São Francisco Xavier (3/12): Conselhos para um proselitismo eficaz

Santo do Dia, 15 de março de 1974, sexta-feira

A D V E R T Ê N C I A

O presente texto é adaptação de transcrição de exposição verbal do Prof. Plinio Corrêa de Oliveira, e não passou por revisão do autor.

Se o Prof. Plinio Corrêa de Oliveira estivesse entre nós, certamente pediria que se colocasse explícita menção a sua filial disposição de retificar qualquer discrepância em relação ao Magistério da Igreja. É o que fazemos aqui constar, com suas próprias palavras, como homenagem a tão belo e constante estado de espírito:

“Católico apostólico romano, o autor deste texto  se submete com filial ardor ao ensinamento tradicional da Santa Igreja. Se, no entanto,  por lapso, algo nele ocorra que não esteja conforme àquele ensinamento, desde já e categoricamente o rejeita”.

As palavras “Revolução” e “Contra-Revolução”, são aqui empregadas no sentido que lhes dá o Prof. Plínio Corrêa de Oliveira em seu livro “Revolução e Contra-Revolução“, cuja primeira edição foi publicada no Nº 100 de “Catolicismo”, em abril de 1959.

 

 

Eu tenho um trecho que é muito bonito entre Santo Inácio de Loyola e São Francisco Xavier, e que diz respeito a uma pergunta que se pode fazer facilmente à TFP e que já na reunião passada eu abordei e que é a seguinte: a TFP deita muita importância nos estudos de opinião pública e considera esses estudos um elemento de alta, de grande alcance para o acerto de sua atuação. A esse respeito se poderia fazer uma objeção que é a seguinte:

“Afinal de contas, os elementos da TFP deitam essa importância. Isto aí é falta de espírito sobrenatural. Tivesse alguém verdadeiro espírito sobrenatural, ponha em qualquer lugar um padre bem santo, distribuindo os sacramentos, pregando, ensinando; ou, se quiser, um apóstolo leigo bem santo, trabalhando e fazendo apostolado em qualquer lugar, o sobrenatural  chove em torno dele e ele conquista todas as almas com toda a facilidade. Esse conhecimento, portanto, de doutrina, de sociologia, conhecimento de técnicas de apostolado, conhecimento de opinião pública, para um espírito verdadeiramente sobrenatural  não adianta, são apenas os espíritos naturalistas que pensam assim”.

Qual é a resposta da TFP a uma pergunta dessas – que seria uma objeção eminentemente “heresia branca” – qual a resposta que a TFP teria que dar?

Evidentemente não se nega que, em princípio, aonde está um santo pode haver uma grande fecundidade apostólica. Mas isto não quer dizer que a Igreja não deva ir dotando ao longo dos séculos, os seus santos e os seus apóstolos – eclesiásticos ou leigos – de meios cada vez mais ricos para penetrarem no interior das almas. A objeção que assim se faz poderia fazer-se também contra São Tomás de Aquino. Dizer que toda a Suma Teológica com toda aquela filosofia, com toda aquela teologia era uma coisa supérflua. Bastava por um santo bem santo em algum lugar sem saber tanta filosofia que cairiam as graças em torno dele e ele santificaria muitas almas.

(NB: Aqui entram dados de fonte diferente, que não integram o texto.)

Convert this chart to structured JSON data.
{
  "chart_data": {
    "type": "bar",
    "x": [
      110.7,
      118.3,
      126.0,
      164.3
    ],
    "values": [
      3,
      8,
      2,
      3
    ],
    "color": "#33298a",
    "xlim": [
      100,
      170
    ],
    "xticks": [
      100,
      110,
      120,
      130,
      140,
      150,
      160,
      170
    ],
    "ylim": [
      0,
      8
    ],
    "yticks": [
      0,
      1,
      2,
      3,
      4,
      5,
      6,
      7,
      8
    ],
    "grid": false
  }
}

O que era verdade em grande parte e continua a ser verdade em grande parte, antes durante e depois de São Tomás. Mas é claro que a Igreja podendo facilitar a difusão da graça, derrubar obstáculos à difusão da graça, por meio de um conhecimento cada vez mais aprofundado de sua doutrina e de seus métodos de ação, Ela deve fazê-lo porque está na economia da Providência que a graça encontre obstáculos naturais; e está na economia da Providência que esses obstáculos removidos facilitam a ação da graça.

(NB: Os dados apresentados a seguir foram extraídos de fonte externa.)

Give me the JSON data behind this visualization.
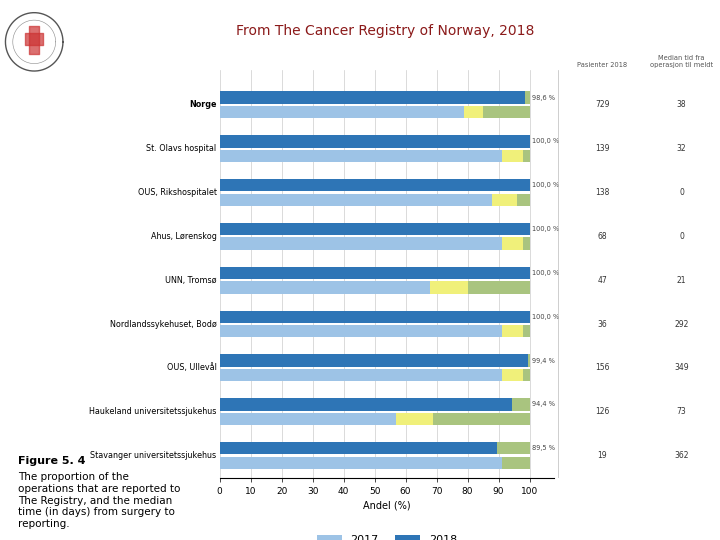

Mais ainda. A mesma graça que fecunda a ação  de um padre que não é grande sociólogo, grande manipulador de opinião pública, um leigo, pode secundar também o que o é. Então tem duas vantagens, ele sabe manipular e de outro lado a graça o ajuda.

Então os senhores tem um esplêndido trecho referente a esse assunto em São Francisco Xavier e que é tirado do seguinte livro: 5ª edição do livro “São Francisco Xavier” de Daurignac, Livraria Apostolado da Imprensa, Porto, 1959, págs. 309, 310 e 311. Deu-me um eremita. São trechos de instruções de São Francisco Xavier dadas por escrito ao Pe. Gaspar Barzeu na sua partida para a missão em Ormuz, datada de Goa, 1549. Então fala São Francisco Xavier:

“Em qualquer lugar em que estejais, embora de passagem, procurai saber, pelos habitantes mais honrados e considerados, não somente quais são os crimes que se comentem mais de ordinário na cidade, e as fraudes mais usadas no comércio, como vos recomendei para Ormuz, mas também as inclinações do povo…”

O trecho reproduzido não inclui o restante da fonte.